Feed

BIS warns stablecoins could fragment the global financial system

The Bank for International Settlements said private digital tokens do not meet the standards of sound money. It urged policymakers to speed up work on tokenized forms of central bank and commercial bank money.

What happened?

The Bank for International Settlements said private digital tokens do not meet the standards of sound money. It urged policymakers to speed up work on tokenized forms of central bank and commercial bank money.

Why it matters

The warning matters because stablecoins are widely used across crypto markets for trading, payments and transfers, and they sit at the center of ongoing debates over how digital money should be issued and regulated. BIS’s comments add to pressure on policymakers as they consider whether public or bank-backed tokenized money should play a larger role in future payment systems.

The Bank for International Settlements (BIS), based in Basel, warned that stablecoins and other private digital tokens could fragment the global financial system.
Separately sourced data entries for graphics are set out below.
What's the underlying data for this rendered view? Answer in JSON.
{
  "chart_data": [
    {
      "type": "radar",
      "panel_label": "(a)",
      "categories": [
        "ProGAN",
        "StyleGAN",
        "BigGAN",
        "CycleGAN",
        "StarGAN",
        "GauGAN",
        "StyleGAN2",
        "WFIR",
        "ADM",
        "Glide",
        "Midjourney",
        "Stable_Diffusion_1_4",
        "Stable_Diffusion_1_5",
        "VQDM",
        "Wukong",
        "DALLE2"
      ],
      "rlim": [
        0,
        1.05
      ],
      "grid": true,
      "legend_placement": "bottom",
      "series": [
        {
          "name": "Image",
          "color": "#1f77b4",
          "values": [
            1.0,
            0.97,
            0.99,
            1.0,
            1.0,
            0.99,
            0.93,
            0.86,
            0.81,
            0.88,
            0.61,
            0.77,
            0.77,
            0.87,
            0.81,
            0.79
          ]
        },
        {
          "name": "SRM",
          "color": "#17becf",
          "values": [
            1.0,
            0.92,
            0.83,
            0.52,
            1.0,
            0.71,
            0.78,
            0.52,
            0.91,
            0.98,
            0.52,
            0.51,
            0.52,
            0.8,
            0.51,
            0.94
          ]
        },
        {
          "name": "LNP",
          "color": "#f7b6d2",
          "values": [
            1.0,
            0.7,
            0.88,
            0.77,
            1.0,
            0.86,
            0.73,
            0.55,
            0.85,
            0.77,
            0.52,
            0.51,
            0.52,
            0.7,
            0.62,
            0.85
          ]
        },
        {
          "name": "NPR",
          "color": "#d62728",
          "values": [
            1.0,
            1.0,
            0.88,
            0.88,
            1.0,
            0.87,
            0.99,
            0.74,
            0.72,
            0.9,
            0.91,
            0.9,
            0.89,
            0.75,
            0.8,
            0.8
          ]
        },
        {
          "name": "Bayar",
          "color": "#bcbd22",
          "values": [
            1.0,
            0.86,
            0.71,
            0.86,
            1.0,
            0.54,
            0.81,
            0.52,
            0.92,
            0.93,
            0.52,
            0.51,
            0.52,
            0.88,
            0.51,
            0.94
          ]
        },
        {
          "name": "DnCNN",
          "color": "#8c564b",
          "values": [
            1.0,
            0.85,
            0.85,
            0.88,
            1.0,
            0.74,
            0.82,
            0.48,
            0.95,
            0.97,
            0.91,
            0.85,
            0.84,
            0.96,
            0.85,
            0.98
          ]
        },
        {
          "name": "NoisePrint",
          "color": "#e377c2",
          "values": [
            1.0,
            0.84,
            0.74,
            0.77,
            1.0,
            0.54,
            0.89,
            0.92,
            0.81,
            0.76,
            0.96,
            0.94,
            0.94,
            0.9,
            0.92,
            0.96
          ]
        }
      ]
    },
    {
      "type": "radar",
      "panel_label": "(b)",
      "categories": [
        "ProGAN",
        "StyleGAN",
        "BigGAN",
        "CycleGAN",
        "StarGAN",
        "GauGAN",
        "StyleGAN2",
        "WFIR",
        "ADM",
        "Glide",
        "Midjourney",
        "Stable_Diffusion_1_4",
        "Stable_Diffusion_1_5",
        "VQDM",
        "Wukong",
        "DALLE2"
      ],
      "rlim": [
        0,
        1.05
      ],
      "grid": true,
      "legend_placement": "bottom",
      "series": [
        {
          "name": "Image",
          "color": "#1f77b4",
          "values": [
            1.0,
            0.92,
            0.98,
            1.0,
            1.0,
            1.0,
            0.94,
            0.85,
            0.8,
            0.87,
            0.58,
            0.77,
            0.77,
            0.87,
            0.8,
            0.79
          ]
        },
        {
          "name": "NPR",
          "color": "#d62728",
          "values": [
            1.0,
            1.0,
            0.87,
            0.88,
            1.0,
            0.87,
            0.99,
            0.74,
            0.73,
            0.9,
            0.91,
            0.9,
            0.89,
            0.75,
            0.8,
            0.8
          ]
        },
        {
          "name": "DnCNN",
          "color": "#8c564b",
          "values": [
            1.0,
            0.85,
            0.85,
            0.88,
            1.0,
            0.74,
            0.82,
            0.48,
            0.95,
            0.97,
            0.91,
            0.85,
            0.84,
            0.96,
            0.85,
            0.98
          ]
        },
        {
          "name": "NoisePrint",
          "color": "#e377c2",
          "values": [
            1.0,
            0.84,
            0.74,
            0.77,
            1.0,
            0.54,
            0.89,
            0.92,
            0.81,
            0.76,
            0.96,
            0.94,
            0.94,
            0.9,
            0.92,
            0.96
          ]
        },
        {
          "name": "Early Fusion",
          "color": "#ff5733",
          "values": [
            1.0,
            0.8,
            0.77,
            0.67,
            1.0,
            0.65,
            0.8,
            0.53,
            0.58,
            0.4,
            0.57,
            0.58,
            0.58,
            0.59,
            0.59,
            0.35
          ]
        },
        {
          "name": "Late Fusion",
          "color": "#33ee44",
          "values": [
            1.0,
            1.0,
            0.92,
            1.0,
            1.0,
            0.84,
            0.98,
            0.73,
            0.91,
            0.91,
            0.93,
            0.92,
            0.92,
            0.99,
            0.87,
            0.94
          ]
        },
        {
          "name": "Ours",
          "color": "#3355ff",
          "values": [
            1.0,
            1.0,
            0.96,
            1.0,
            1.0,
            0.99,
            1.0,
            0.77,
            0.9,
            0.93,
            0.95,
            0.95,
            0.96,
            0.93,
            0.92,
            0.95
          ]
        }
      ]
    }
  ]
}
In its remarks, the institution said these assets fall short of the requirements for sound money and called on policymakers to accelerate work on tokenized forms of central bank and commercial bank money.

The warning matters because stablecoins are widely used across crypto markets for trading, payments and transfers, and they sit at the center of ongoing debates over how digital money should be issued and regulated. BIS’s comments add to pressure on policymakers as they consider whether public or bank-backed tokenized money should play a larger role in future payment systems.

The institution’s view reflects a broader concern that multiple privately issued digital monies could create fragmentation rather than a unified monetary framework. That would place renewed attention on how stablecoins are structured, supervised and integrated into existing financial infrastructure.

At the same time, BIS pointed policymakers toward tokenized forms of central bank and commercial bank money as a possible path forward. The message suggests that the future of digital payments may depend not only on private crypto tokens, but also on how traditional financial institutions adapt to tokenization.

For crypto firms and market participants, the comments underscore that regulatory and institutional scrutiny of stablecoins remains active. The debate is increasingly about how digital money can coexist with, or be absorbed into, established financial systems.